Case study: Inpatient hospital 

Pharmacists employed at community hospitals often work on interdisciplinary teams. This type of environment naturally lends itself to the pharmacists’ patient care process. 

“They expect me to contribute,” said Tudy Hodgman, PharmD, FCCM, BCPS, Clinical Coordinator and Critical Care Specialist at Northwest Community Hospital in Illinois. “Due to staffing issues, sometimes the only member of the team who is consistent throughout the week is the pharmacist. That makes us the glue to hold all of it together.” 

Using the pharmacists’ patient care process with a nursing home patient who presented with loose stools, poor appetite, and changes in mental status, Hodgman was able to first collect all relevant information, including current labs, the medication list from the nursing home, and prior hospital and discharge records—before moving on to the assessment and planning steps. 

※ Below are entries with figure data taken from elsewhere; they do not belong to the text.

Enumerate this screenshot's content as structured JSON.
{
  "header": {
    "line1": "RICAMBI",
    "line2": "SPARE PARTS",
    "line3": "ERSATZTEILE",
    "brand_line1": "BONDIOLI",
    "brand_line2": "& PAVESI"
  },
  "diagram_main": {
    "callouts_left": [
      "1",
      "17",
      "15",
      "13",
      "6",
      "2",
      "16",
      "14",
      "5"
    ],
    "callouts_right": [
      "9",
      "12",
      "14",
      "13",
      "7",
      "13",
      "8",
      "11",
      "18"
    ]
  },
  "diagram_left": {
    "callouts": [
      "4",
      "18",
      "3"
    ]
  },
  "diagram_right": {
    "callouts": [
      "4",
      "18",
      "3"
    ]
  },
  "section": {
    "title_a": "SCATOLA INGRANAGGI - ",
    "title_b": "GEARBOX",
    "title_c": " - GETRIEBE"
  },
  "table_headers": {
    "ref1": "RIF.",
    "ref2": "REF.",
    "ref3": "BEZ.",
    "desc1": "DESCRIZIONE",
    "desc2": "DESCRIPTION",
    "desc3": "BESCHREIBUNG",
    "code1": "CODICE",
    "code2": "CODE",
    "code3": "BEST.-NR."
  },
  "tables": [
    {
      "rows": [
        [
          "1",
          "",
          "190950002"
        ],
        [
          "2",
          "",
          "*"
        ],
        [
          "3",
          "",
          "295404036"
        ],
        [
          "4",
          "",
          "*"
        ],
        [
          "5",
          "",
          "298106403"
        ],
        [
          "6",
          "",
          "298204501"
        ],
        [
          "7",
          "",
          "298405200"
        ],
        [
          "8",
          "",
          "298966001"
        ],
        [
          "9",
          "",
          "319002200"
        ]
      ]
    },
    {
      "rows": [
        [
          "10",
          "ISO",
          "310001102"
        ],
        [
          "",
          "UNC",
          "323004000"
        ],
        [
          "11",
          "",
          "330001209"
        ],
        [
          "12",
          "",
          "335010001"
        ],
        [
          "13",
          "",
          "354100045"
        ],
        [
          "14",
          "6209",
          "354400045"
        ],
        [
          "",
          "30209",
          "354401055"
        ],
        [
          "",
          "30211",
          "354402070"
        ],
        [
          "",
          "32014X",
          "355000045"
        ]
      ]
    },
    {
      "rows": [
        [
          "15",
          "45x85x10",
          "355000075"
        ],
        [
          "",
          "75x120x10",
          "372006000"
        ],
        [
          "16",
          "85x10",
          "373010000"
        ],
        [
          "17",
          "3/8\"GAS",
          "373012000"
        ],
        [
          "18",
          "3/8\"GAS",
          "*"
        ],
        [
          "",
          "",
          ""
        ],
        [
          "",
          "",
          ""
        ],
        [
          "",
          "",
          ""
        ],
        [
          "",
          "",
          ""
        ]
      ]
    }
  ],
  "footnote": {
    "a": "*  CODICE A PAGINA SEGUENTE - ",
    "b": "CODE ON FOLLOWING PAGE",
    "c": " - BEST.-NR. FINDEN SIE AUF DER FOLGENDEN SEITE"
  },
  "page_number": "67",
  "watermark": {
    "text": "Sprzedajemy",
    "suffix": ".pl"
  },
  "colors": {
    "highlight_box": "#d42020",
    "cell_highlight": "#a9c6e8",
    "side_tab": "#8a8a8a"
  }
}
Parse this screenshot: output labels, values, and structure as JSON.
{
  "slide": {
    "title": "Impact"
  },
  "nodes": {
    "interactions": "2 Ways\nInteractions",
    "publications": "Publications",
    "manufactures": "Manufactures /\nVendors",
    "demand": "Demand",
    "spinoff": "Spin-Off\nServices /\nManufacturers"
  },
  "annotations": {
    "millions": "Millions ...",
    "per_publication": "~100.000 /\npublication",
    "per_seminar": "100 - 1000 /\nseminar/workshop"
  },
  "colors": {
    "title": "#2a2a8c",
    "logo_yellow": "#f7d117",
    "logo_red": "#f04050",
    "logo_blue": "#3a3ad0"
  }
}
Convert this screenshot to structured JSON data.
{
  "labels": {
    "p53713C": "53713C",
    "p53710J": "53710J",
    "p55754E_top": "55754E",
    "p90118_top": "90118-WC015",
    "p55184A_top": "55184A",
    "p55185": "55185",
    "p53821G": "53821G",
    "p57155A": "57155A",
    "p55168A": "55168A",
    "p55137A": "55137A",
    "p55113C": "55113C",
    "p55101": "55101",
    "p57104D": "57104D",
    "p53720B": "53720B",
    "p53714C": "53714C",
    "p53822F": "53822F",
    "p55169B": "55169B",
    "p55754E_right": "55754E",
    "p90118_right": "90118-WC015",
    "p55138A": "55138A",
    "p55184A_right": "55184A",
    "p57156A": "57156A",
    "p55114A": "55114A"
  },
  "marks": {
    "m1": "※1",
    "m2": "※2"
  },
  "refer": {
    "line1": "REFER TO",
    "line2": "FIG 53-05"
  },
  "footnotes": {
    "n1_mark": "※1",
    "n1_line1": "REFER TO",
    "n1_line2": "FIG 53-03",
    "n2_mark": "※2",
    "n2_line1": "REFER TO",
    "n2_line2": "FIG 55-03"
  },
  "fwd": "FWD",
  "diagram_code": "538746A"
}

“The pharmacists’ patient care process is beneficial to the team in that we are able to plan goals for the day and work through the steps to re-evaluate what has been done during the day, and what needs to be changed or what needs further investigation or follow-up,” said Hodgman. “The circle is closed—but open, in that it continues until the patient has reached [his or her] goals.”

The team was able to implement certain testing—mainly an endoscopy to evaluate gastrointestinal bleeding—and medications before evaluating the patient and the interventions and completing the plan of care and other follow-up protocols to transfer the patient safely back to the nursing home.